Mr. Biden has reversed numerous border and asylum policies implemented by the Trump administration. These include the Migrant Protection Protocols, a program requiring asylum seekers to wait in Mexico while their cases are decided in U.S. courts, and multiple policies barring migrants from qualifying for asylum, including a rule disqualifying them if they passed through a third country en route to the U.S. without making a claim in that country.
On his first day in office, Mr. Biden announced 100-day pause on deportations, which has been temporarily blocked by a federal judge in Texas . On the same day, the president proposed a broad immigration bill that would create an eight-year path to citizenship for immigrants living in the U.S. without a permanent legal status, and an expedited pathway for farmworkers and certain young immigrants who came to the U.S. as children and have lived in the country illegally. The Biden administration also ended agreements signed by the Trump administration that allowed the U.S. to send some asylum seekers in the U.S. to Guatemala, Honduras and El Salvador.

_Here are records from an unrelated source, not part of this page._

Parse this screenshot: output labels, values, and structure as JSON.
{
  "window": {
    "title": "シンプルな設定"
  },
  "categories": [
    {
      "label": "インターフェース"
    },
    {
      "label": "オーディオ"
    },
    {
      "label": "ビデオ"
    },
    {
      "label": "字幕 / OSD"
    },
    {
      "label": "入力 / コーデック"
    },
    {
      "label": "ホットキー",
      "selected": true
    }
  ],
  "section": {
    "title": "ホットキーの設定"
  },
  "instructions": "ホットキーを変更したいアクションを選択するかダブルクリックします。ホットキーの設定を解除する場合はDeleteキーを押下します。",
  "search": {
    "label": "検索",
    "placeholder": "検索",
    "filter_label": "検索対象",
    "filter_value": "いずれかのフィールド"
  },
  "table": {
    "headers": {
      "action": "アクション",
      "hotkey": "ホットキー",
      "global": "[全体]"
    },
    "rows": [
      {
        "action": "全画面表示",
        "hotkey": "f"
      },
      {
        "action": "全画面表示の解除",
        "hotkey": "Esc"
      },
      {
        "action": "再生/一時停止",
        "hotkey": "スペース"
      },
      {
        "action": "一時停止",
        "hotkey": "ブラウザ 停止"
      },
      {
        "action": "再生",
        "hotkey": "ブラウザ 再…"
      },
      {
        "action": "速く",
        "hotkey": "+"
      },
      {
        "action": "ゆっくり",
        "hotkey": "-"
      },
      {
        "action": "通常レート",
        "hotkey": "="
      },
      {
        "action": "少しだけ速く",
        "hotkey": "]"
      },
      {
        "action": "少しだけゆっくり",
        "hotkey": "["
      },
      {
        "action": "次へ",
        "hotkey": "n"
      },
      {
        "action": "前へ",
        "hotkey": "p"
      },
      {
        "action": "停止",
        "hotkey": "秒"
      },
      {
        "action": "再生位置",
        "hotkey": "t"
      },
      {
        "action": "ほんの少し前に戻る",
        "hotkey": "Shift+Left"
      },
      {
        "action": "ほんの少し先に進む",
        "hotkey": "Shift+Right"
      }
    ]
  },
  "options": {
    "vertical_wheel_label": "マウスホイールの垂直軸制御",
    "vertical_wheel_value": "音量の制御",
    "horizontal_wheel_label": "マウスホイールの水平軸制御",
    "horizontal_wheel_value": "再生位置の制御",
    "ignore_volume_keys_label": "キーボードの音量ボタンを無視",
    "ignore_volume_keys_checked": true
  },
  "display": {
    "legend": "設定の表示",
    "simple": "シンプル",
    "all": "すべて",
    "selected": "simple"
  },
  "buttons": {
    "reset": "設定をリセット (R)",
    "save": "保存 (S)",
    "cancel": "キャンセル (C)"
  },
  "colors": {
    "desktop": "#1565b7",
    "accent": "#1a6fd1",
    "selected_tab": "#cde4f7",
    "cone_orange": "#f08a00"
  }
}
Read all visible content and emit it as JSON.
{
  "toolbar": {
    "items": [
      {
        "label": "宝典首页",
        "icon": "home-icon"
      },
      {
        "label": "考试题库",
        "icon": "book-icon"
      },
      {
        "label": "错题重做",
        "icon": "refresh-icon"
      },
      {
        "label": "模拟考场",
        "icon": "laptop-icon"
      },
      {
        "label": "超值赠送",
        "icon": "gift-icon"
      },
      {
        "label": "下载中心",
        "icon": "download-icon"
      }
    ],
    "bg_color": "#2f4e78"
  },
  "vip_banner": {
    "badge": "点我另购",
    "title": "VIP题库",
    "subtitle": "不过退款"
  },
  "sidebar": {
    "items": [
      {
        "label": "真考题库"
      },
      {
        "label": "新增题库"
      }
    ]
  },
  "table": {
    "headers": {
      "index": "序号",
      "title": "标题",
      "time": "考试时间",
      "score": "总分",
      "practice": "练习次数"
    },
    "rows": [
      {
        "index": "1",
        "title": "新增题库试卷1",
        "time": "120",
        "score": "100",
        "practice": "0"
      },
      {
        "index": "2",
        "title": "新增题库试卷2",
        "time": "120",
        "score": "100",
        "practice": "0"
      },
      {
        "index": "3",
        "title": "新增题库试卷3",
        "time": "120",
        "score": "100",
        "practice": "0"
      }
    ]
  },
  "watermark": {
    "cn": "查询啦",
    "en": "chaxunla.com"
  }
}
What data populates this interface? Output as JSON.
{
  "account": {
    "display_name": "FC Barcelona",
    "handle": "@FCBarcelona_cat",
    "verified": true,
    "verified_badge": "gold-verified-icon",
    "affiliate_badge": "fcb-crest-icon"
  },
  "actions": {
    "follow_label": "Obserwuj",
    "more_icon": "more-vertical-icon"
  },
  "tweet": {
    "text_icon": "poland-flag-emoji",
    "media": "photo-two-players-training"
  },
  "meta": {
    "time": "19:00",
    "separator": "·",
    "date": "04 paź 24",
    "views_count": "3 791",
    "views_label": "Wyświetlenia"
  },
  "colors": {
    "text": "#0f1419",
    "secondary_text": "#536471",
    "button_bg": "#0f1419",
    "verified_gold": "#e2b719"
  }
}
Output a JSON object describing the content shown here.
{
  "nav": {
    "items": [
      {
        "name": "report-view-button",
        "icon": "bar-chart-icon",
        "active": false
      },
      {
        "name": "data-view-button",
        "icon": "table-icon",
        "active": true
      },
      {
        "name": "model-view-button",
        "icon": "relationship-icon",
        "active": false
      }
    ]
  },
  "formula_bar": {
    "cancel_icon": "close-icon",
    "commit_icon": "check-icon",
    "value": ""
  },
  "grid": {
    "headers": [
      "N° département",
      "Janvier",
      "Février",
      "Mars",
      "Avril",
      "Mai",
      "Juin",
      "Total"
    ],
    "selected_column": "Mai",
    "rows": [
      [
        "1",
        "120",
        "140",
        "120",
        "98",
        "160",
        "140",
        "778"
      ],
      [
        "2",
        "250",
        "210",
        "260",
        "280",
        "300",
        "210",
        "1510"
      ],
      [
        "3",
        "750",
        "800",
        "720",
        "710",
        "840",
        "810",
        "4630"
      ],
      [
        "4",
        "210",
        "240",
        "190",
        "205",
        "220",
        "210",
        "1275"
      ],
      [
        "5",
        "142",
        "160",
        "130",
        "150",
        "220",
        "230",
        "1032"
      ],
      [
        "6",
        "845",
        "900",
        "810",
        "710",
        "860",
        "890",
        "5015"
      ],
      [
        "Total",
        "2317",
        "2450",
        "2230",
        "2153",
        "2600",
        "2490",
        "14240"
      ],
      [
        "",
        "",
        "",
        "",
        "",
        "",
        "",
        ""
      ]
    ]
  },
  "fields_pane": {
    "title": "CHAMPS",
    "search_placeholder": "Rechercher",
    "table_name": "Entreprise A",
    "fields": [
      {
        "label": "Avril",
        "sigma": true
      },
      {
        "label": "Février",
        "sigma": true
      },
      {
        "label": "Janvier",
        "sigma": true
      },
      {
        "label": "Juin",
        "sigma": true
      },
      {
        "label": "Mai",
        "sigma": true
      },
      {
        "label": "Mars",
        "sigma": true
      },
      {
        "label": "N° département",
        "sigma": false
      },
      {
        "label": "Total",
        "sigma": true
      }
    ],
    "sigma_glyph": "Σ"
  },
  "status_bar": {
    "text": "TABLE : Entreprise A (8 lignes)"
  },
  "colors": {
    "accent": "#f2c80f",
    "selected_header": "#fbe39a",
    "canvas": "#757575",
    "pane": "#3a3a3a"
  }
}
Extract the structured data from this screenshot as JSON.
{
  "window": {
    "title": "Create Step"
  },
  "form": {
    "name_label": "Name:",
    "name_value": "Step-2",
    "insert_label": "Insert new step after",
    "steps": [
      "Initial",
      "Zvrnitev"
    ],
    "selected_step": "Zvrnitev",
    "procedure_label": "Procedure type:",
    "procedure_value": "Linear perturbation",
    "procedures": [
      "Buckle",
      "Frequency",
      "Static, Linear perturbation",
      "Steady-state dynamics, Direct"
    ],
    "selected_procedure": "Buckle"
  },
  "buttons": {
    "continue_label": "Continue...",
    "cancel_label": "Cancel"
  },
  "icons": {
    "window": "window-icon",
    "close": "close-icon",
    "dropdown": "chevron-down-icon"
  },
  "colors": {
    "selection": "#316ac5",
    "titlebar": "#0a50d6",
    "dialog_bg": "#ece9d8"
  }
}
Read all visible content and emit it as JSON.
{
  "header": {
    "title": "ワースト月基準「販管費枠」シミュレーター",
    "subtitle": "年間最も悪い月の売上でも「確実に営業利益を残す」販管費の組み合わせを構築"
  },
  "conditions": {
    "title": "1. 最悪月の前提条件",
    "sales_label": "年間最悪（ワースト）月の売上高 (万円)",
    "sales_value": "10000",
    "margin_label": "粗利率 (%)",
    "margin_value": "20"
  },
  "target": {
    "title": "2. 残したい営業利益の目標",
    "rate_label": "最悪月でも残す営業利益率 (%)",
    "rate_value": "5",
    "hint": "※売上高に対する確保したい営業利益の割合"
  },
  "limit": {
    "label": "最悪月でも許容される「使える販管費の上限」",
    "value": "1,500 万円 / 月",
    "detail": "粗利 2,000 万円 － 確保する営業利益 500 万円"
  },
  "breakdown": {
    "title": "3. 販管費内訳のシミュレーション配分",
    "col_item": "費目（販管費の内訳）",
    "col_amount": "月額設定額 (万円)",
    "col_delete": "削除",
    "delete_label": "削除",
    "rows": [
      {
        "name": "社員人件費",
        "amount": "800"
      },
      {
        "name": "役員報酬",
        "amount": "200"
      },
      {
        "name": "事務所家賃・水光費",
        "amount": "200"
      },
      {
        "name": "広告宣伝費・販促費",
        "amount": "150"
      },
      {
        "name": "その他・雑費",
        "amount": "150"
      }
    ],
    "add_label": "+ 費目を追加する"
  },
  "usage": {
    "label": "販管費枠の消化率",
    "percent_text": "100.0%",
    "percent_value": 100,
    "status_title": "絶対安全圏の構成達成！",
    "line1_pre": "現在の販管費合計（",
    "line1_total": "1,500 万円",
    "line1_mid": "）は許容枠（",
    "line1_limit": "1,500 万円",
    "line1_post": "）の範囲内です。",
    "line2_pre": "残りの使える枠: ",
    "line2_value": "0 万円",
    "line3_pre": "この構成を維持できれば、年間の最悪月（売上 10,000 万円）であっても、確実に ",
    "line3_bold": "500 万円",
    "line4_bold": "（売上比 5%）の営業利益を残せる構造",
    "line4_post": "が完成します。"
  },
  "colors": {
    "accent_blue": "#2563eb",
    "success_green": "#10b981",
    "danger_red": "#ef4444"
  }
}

How does the current situation compare with the surges of migrants in 2014 and 2019?
Statistical comparisons aren’t smooth, but the increases aren’t unprecedented. In the first seven months of the current fiscal year, the number of unaccompanied children arrested was about 65,000, outpacing the totals for those periods during 2014 and 2019, according to government data. The number of people traveling as families detained was about 141,000, more than five times the number in the 2014 period, but far slower than the 2019 period, when that figure was about 248,000. The roughly 519,000 single adults arrested was more than double the number arrested during the period in 2014 and more than three times the number for 2019.
The increase in single adults doesn’t strain the shelter infrastructure because these migrants are expelled immediately, but it does demand more of border agents who must pursue and arrest them.
The growing number of children is harder to manage during the pandemic, the government says, because there is limited space inside, and that has strained the government’s network of child migrant shelters. The Biden administration has moved quickly to open large, emergency shelters to accommodate them.
HHS had expanded its shelter space in the last several years in anticipation of future surges, but it then reduced capacity by 40% to allow for social distancing, and by January, shelter space was almost full.
Families in one Border Patrol sector are now being tested by a Border Patrol contractor as they are released at bus stations or to local aid groups. The agency says it is trying to expand that contract service, but for now that task is being left to local governments, shelters and other nonprofits. Recently the federal government has announced some funding through the Federal Emergency Management Agency to reimburse them.
How is President Biden addressing the surge?Mr. Biden has few short-term options to slow the influx without turning to the aggressive deterrence strategies of the past. The administration is pressing Mexico to step up immigration enforcement on its border with Guatemala and along the routes most migrants follow. The U.S. government is also focusing on the logistical challenge of moving children through the system as quickly as possible.
Mr. Biden faces criticism from the right and the left on the issue. Republicans have criticized the Biden administration’s efforts to roll back Trump-era policies, saying that improved security and stricter admissions practices deter prospective migrants from making the journey, keep Americans safe and protect jobs they say immigrants take unfairly.
Progressives, meanwhile, have called for an overhaul of U.S. immigration policies, saying that allowing more migrants and improving protections for those already in the U.S. is a social-justice concern and would bring economic benefits to the nation, as immigrants do jobs that many Americans won’t.
Republicans and some Democrats, especially those from border states, are concerned about states being strained by the increasing number of people and have called for more resources.